アイシアという少女(前編)

「ふぅ、こんなものか」


「お疲れ様、ケリンさん」


「ああ、アイシアもな」


 アルマとのデートから三日経過した今日、アイシアと一緒に依頼を遂行していた。

 今回の内容は、ブラックボアと言う魔物が北の湖周辺に出現したという事で、討伐に向かう事にした。


「ホワイトボアと違って魔法が使えるから苦労したな」


「そうですね。 このミスリルの盾のおかげで凌げましたけど……、情報収集を怠った私のミスですね」


「アルマかエクレア辺りを魔法要因として連れて行くべきだったなぁ」


 ブラックボアは、猪型の魔物の中では魔法が使える種であり、対する二人は剣士と騎士なので少し苦戦した。

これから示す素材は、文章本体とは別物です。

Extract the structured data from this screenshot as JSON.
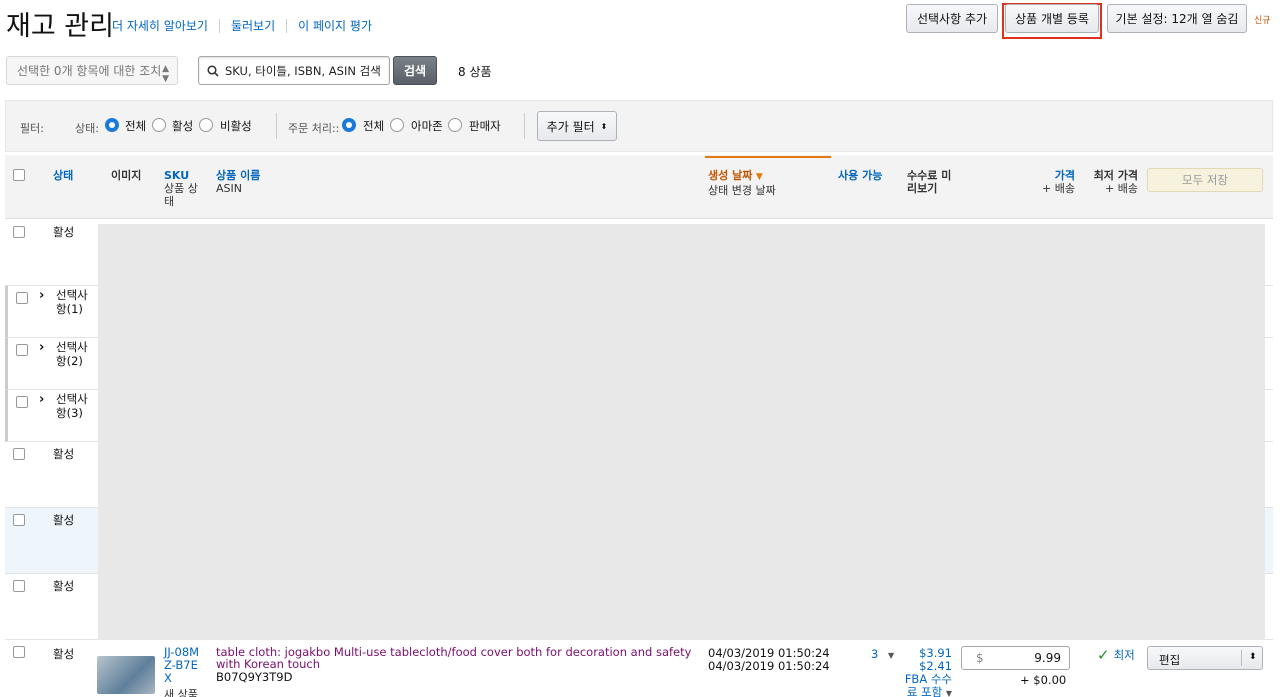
{
  "header": {
    "title": "재고 관리",
    "links": [
      "더 자세히 알아보기",
      "둘러보기",
      "이 페이지 평가"
    ],
    "add_variation_label": "선택사항 추가",
    "add_product_label": "상품 개별 등록",
    "preferences_label": "기본 설정: 12개 열 숨김",
    "new_badge": "신규"
  },
  "toolbar": {
    "bulk_action_placeholder": "선택한 0개 항목에 대한 조치",
    "search_placeholder": "SKU, 타이틀, ISBN, ASIN 검색",
    "search_button": "검색",
    "result_count": "8 상품"
  },
  "filters": {
    "label": "필터:",
    "status_label": "상태:",
    "status_options": [
      "전체",
      "활성",
      "비활성"
    ],
    "status_selected": "전체",
    "fulfillment_label": "주문 처리::",
    "fulfillment_options": [
      "전체",
      "아마존",
      "판매자"
    ],
    "fulfillment_selected": "전체",
    "more_filters": "추가 필터"
  },
  "table": {
    "columns": {
      "status": "상태",
      "image": "이미지",
      "sku": "SKU",
      "sku_sub": "상품 상태",
      "product_name": "상품 이름",
      "product_name_sub": "ASIN",
      "date_created": "생성 날짜",
      "date_sub": "상태 변경 날짜",
      "available": "사용 가능",
      "fee_preview": "수수료 미리보기",
      "price": "가격",
      "price_sub": "+ 배송",
      "lowest_price": "최저 가격",
      "lowest_price_sub": "+ 배송",
      "save_all": "모두 저장"
    },
    "rows": [
      {
        "type": "status",
        "status": "활성"
      },
      {
        "type": "variation",
        "label": "선택사항(1)"
      },
      {
        "type": "variation",
        "label": "선택사항(2)"
      },
      {
        "type": "variation",
        "label": "선택사항(3)"
      },
      {
        "type": "status",
        "status": "활성"
      },
      {
        "type": "status",
        "status": "활성"
      },
      {
        "type": "status",
        "status": "활성"
      }
    ],
    "product": {
      "status": "활성",
      "sku": "JJ-08MZ-B7EX",
      "condition": "새 상품",
      "name": "table cloth: jogakbo Multi-use tablecloth/food cover both for decoration and safety with Korean touch",
      "asin": "B07Q9Y3T9D",
      "date_created": "04/03/2019 01:50:24",
      "date_status_changed": "04/03/2019 01:50:24",
      "available": "3",
      "fee_1": "$3.91",
      "fee_2": "$2.41",
      "fee_note": "FBA 수수료 포함",
      "currency": "$",
      "price": "9.99",
      "shipping": "+ $0.00",
      "lowest_label": "최저",
      "edit_label": "편집"
    }
  }
}
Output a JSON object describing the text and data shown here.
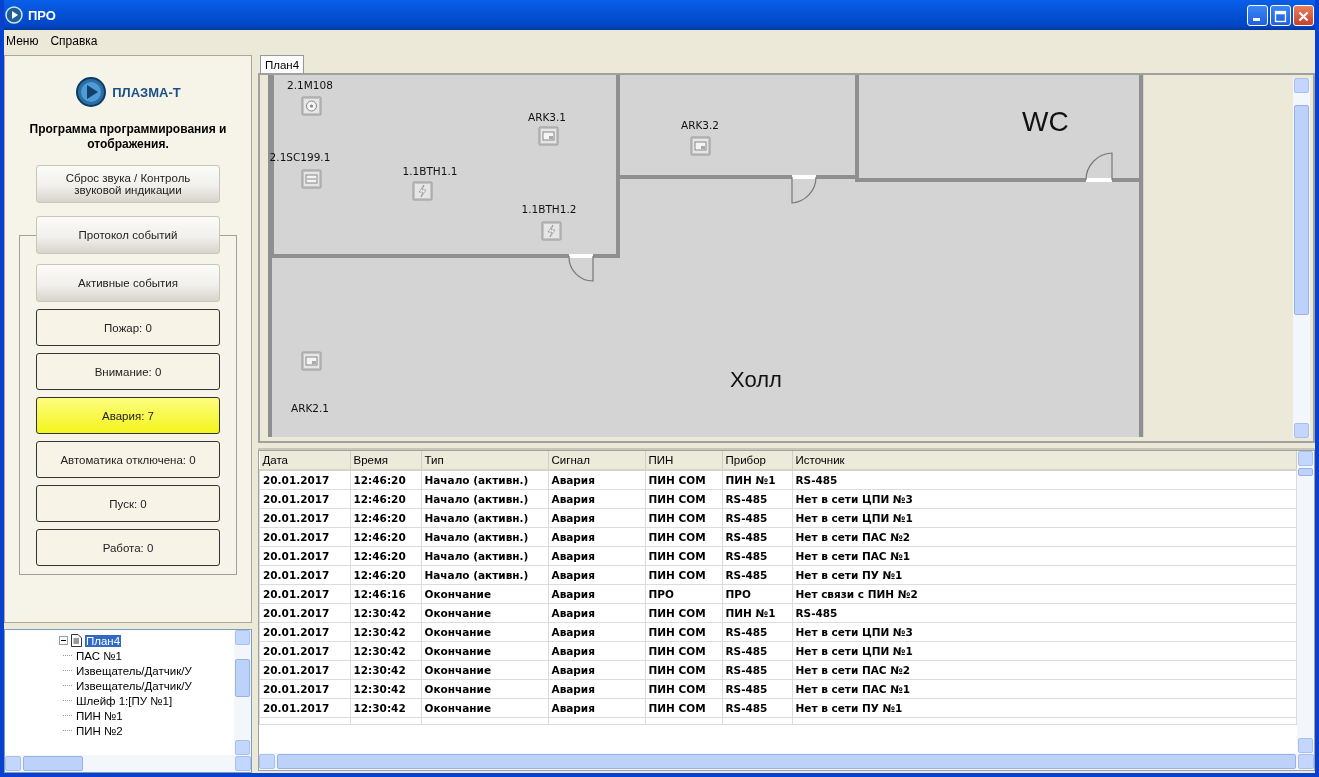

 というのもあまり突進はせず、離れた距離から魔法を撃ってきたからだ。

 アイシアのミスリルの盾で魔法攻撃を防ぎつつ、ケリンの剣技でブラックボアを斬り伏せ、時折アイシアの槍で残りを倒すスタンスでようやく殲滅できたのだ。

 魔法職のアルマやエクレア辺りも連れて行けば違った結果になっただろうが、今となっては結果論にすぎない。


「とりあえず、こいつの牙を緑のインベントリに入れてしまおう」


「そうですねー」


 話を切り替え、二人は緑のインベントリに討伐の証であるブラックボアの牙を入れた。


「そういえば、ケリンさんはアルマからあの話を聞きました?」


「あの話?」


「『一夫多妻制度』の事です」


「あー、確かに聞いた。 君やリキュアの感情も同時に」


 インベントリに詰め終わった後で、アイシアから『一夫多妻制度』の話を聞いたかどうかを尋ねた。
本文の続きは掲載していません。